To eleven-year-old Foggy, there was no prettier woman on the face of the planet than Rosemary Nelson.
“Wanted to,” he answered, a little awkwardly, his hand finding the box he’d tucked into his pocket. “I wanted to give you this. It’s not really Christmas anymore, but—”
“Oh, Franklin,” she sighed, mouth curving in the kind of way that spoke to the kind of emotion that made eleven-year-old boys squirm. “I told you not to.”
“I saved enough from the paper route, and I wanted to,” he protested, sliding the haphazardly wrapped package across the table to his mother. “You deserve something pretty at Christmas, Ma.” If only because her leg still turned in funny when she walked, if only because of the shiny stripe of scar tissue under her chin. If only because Robert Nelson never bothered, and the son of a bitch is long gone now and so Foggy is going to be the man of the house and take care of his mother. “I wanted to.”
She sighed again then, eyes shining as she looked across the table at him with her lopsided smile. “You’re turning into quite the obstinate one, you know. Not that I mind, particularly. My little Franklin, growing up into a fine man.”
Reaching across the table to ruffle his hair, she let him slide the box into her grasp. He tried not to squirm uncomfortably when she unwrapped it, happy to give it to her but a bit discomfited by the tears running down her cheeks, even if they’re happy ones. “Oh honey,” she murmured, wiping her eyes when she pulled the necklace—a slim silver treble clef on a delicate chain, real silver, he had checked—from its little velveteen box. “I love it.”
It was then that she realized that the radio was on, Christmas music drifting out from the speakers, something upbeat and in three-four that Foggy couldn’t recognize. He was the only one of the four of them who had showed any of Ma’s musical talent so far, and he smiled a bit, only rolling his eyes in a cursory sort of way, when she stood up on her tired feet and tugged up off his chair.
(Because she was standing on her tired feet, smiling down at him. A few more inches, she had commented only a few weeks ago, until he would be taller than her.
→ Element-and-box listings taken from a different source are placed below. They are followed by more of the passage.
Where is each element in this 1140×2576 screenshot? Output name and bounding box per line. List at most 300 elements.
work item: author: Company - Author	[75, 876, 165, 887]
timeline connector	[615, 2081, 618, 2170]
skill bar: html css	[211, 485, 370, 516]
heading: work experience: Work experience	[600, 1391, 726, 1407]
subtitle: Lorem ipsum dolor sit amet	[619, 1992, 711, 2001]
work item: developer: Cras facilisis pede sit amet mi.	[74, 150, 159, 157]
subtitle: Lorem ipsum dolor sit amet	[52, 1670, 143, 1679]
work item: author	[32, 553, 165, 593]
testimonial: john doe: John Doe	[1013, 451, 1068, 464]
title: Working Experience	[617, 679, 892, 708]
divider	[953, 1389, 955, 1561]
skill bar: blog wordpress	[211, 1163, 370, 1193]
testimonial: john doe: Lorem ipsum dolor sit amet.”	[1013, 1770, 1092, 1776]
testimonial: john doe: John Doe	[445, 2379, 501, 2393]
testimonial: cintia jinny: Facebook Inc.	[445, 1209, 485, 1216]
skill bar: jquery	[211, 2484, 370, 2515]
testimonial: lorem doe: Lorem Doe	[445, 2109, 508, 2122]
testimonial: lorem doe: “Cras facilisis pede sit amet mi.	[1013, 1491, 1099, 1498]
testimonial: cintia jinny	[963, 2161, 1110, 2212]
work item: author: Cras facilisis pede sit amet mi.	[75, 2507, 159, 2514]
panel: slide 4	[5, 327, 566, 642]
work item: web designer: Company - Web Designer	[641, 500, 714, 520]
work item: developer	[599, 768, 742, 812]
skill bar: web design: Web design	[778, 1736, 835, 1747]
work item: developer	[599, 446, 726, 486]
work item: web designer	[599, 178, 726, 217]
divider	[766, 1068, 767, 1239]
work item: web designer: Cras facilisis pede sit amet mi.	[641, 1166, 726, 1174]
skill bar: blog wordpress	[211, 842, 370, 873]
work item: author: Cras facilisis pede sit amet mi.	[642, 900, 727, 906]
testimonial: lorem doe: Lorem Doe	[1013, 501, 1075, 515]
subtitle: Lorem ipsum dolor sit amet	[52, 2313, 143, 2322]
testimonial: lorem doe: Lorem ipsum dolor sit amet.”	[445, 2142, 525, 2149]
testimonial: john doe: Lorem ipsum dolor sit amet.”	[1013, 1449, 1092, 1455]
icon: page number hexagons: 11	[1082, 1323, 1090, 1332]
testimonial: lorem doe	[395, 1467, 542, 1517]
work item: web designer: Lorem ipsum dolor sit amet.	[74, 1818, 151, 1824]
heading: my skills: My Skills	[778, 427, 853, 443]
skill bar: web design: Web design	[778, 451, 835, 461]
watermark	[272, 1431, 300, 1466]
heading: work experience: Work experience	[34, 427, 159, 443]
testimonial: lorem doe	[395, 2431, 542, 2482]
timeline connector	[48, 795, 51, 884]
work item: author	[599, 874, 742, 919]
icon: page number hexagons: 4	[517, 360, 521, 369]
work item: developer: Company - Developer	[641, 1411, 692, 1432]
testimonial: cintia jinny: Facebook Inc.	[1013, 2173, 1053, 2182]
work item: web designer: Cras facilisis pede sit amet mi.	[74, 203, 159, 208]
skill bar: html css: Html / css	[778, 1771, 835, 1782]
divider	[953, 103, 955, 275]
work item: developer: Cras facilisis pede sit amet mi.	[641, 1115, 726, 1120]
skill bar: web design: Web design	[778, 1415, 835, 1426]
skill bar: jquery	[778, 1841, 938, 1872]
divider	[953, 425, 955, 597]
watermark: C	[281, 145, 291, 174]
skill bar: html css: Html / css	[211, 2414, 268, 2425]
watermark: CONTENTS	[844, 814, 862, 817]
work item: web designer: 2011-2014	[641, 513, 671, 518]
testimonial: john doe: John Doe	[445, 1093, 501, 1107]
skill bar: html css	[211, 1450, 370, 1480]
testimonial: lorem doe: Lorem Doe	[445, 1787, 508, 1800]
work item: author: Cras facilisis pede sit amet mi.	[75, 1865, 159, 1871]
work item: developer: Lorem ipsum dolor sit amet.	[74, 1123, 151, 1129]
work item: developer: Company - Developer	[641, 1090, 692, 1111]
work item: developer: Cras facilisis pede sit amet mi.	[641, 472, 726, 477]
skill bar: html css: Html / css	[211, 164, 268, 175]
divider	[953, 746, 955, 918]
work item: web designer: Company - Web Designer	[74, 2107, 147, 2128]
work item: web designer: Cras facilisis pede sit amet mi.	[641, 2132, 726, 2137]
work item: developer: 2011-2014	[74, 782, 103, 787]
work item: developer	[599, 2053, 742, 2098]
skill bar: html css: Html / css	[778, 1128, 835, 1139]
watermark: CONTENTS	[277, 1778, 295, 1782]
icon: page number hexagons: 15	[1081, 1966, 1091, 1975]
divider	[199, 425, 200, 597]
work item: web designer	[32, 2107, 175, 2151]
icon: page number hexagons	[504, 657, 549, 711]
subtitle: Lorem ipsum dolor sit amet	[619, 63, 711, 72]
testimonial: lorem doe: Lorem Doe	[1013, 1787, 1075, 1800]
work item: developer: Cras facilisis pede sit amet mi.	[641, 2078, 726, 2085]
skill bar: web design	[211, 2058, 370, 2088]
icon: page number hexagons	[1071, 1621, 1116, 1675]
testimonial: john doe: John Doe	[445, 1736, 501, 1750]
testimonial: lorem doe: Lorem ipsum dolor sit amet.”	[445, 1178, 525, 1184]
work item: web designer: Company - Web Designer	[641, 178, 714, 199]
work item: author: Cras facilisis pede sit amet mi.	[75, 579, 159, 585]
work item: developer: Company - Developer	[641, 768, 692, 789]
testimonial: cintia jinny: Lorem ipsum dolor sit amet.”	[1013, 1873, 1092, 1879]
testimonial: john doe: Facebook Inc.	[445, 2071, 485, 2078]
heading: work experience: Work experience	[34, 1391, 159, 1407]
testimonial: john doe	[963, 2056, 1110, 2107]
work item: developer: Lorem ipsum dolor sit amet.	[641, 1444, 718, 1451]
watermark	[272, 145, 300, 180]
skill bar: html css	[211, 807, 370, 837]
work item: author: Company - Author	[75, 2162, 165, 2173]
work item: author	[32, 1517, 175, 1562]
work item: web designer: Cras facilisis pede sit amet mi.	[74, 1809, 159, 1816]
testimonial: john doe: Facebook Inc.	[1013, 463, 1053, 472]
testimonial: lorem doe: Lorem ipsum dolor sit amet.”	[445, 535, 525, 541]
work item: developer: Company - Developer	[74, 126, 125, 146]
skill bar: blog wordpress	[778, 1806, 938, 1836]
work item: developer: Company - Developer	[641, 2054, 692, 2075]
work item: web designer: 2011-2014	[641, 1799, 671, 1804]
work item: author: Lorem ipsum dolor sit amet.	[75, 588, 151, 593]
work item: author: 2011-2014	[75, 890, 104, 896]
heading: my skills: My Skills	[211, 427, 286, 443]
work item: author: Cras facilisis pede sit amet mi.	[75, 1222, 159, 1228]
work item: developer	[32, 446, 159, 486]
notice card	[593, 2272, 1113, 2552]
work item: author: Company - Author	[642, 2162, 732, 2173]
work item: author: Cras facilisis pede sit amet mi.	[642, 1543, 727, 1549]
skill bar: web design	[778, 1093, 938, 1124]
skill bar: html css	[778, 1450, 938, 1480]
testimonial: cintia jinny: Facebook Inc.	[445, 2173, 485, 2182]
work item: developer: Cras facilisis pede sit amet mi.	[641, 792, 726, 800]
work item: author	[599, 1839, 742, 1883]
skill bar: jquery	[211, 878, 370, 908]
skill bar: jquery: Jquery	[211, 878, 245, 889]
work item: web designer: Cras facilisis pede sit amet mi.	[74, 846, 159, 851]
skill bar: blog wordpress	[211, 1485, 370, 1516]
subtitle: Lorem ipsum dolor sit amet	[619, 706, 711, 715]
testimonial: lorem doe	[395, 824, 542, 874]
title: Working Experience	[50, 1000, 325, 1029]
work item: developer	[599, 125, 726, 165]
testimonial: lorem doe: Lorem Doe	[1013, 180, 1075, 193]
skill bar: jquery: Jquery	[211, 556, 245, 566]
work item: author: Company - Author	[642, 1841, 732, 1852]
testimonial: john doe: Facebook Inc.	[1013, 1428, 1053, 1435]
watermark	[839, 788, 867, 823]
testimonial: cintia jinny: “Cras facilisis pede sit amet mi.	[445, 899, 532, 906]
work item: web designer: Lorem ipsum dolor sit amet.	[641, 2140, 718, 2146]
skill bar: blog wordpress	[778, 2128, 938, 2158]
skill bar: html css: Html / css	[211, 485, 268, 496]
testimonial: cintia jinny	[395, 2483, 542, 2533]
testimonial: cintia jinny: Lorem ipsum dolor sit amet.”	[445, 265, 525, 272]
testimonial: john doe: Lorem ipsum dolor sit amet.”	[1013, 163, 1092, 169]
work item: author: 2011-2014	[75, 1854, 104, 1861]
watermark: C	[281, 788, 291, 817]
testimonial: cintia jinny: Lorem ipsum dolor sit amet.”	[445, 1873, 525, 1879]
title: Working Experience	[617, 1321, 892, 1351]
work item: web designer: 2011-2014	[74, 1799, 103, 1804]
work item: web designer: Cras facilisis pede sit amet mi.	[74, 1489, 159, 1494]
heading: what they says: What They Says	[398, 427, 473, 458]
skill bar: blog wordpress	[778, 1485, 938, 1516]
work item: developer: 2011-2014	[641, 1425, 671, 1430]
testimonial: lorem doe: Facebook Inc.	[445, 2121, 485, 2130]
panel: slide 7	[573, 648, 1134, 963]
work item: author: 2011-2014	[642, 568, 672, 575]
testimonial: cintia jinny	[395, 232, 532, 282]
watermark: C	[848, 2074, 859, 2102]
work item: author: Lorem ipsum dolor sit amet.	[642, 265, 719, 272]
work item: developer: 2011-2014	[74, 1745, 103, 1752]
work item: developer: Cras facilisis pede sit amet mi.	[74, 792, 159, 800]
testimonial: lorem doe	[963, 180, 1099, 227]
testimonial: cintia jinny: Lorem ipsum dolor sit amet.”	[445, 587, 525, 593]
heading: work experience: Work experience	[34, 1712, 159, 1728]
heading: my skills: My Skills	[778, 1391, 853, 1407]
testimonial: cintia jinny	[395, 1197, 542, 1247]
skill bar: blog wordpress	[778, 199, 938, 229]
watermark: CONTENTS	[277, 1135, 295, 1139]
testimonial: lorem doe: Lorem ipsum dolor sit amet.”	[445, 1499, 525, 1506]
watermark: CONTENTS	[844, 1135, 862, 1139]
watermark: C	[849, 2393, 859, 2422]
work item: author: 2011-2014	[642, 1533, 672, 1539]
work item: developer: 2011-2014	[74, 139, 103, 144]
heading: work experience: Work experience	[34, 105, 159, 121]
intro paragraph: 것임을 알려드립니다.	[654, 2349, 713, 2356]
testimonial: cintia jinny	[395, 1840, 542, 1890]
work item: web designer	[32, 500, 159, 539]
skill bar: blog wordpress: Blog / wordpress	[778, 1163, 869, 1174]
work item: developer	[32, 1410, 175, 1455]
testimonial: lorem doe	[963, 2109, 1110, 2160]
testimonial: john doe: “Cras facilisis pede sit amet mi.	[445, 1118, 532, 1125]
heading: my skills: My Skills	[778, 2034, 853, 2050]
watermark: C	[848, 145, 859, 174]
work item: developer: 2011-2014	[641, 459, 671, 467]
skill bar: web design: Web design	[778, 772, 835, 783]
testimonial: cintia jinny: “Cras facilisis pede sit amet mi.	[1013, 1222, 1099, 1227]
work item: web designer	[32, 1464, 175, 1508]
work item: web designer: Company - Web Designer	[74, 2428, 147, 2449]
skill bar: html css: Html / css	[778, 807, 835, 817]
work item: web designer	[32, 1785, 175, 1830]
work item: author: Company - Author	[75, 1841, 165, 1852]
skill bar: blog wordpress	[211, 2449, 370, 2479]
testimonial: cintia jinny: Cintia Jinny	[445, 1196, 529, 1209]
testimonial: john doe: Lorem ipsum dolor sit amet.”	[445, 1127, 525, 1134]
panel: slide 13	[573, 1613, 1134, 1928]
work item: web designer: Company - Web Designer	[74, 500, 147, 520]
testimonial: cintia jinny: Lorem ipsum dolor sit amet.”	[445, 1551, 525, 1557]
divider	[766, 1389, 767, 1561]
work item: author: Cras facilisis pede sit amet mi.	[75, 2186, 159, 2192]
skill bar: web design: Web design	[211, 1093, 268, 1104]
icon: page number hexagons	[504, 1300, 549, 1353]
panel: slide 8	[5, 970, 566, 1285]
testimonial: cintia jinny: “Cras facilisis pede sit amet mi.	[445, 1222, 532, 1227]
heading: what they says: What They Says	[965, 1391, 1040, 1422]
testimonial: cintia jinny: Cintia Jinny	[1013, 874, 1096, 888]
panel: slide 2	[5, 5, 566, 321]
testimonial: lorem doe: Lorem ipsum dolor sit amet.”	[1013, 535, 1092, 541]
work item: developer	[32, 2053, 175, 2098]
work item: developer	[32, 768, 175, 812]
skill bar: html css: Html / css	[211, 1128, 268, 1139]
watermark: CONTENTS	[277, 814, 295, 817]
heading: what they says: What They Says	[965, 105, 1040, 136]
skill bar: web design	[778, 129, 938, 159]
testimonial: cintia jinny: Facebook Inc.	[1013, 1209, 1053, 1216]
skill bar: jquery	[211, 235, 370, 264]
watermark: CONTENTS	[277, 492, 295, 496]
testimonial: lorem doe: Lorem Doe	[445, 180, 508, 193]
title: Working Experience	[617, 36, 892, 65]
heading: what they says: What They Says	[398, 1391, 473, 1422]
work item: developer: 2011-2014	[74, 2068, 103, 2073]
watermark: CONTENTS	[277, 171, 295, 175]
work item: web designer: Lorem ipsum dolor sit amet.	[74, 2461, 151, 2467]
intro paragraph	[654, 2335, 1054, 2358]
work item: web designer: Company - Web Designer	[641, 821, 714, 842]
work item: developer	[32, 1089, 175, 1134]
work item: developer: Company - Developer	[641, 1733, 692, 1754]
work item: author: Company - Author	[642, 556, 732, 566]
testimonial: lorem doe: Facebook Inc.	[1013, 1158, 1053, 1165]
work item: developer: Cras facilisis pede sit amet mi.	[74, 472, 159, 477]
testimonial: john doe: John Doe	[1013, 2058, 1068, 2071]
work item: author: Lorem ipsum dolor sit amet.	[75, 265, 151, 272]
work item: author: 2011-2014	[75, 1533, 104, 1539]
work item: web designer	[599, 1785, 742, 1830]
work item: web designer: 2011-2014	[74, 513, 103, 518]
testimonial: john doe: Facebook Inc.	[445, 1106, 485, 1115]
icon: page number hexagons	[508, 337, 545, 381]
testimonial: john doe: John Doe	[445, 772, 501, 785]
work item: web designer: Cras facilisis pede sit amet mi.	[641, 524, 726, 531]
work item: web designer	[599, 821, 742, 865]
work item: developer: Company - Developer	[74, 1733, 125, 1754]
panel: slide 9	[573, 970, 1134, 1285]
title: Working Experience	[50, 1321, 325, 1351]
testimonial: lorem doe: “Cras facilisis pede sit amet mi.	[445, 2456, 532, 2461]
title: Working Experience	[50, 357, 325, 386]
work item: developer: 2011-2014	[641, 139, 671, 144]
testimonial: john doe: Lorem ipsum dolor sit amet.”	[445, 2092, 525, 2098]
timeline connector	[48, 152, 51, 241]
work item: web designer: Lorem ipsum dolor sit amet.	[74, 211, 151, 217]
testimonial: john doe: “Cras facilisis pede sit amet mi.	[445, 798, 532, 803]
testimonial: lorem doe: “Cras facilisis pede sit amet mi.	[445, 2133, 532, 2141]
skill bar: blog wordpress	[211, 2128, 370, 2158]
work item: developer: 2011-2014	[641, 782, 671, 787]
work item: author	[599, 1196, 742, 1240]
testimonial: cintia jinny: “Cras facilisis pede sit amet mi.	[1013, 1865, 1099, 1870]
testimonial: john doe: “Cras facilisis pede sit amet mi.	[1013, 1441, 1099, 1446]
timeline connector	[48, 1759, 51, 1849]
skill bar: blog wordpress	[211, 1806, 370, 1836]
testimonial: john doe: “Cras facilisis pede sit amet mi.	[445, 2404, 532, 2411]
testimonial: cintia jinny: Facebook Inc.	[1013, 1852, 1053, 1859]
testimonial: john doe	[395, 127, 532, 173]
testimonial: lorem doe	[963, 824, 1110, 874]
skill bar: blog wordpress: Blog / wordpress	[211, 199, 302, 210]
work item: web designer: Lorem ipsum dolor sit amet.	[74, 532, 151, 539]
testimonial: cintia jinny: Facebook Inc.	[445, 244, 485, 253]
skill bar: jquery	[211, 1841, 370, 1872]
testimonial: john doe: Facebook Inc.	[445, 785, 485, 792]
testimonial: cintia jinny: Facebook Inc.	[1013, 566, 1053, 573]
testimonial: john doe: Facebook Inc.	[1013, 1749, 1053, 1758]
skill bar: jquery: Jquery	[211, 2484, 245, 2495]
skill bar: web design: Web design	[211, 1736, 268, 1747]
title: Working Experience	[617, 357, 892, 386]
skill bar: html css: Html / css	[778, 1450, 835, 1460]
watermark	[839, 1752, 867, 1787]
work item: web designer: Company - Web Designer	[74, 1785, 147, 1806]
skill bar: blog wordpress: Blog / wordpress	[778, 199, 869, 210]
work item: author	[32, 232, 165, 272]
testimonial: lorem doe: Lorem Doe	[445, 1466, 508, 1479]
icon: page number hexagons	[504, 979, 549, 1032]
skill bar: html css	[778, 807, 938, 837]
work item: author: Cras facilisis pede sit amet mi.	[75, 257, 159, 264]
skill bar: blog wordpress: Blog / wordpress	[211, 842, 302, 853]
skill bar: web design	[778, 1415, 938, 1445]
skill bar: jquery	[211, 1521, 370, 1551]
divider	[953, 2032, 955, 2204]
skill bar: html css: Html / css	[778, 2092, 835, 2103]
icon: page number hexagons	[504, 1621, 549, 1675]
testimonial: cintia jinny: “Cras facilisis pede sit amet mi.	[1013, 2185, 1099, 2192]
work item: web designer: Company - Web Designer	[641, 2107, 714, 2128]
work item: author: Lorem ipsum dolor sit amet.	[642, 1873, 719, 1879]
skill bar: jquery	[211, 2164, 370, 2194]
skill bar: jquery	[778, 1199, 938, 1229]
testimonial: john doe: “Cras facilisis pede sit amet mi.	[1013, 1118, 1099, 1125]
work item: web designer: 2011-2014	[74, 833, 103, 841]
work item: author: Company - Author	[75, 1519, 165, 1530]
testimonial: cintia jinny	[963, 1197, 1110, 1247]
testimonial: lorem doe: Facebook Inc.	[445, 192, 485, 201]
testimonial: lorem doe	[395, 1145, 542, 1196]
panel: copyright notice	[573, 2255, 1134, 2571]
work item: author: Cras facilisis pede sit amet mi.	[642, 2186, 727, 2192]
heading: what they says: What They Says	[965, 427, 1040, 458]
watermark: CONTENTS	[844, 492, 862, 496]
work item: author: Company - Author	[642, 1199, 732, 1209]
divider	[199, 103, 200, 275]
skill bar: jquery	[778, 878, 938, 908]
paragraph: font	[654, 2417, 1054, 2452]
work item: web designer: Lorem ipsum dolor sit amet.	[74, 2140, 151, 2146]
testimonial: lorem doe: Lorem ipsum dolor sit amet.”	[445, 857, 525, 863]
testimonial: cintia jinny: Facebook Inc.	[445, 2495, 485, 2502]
Ma was as short as Dad had been tall. A singer and a dancer who had hung up her shoes and theater ambitions when she fell pregnant her senior year of high school. Because he was the baby born two months after she had graduated, passing on dreams of getting out of that small town and getting her stuck with Robert Nelson)
She’d taught him long ago where to put his hands and soon she’s letting him waltz her around the tiny kitchen, laughing when he stumbles a bit but sings along once he recognizes the song, and then they’re both singing and Foggy thought that this was his best Christmas ever, even if Ma was teasing about saving up to send him to theatre camp for his birthday next year. The soft smile she gives him when the song ends makes Foggy realize that this just might be her best Christmas too.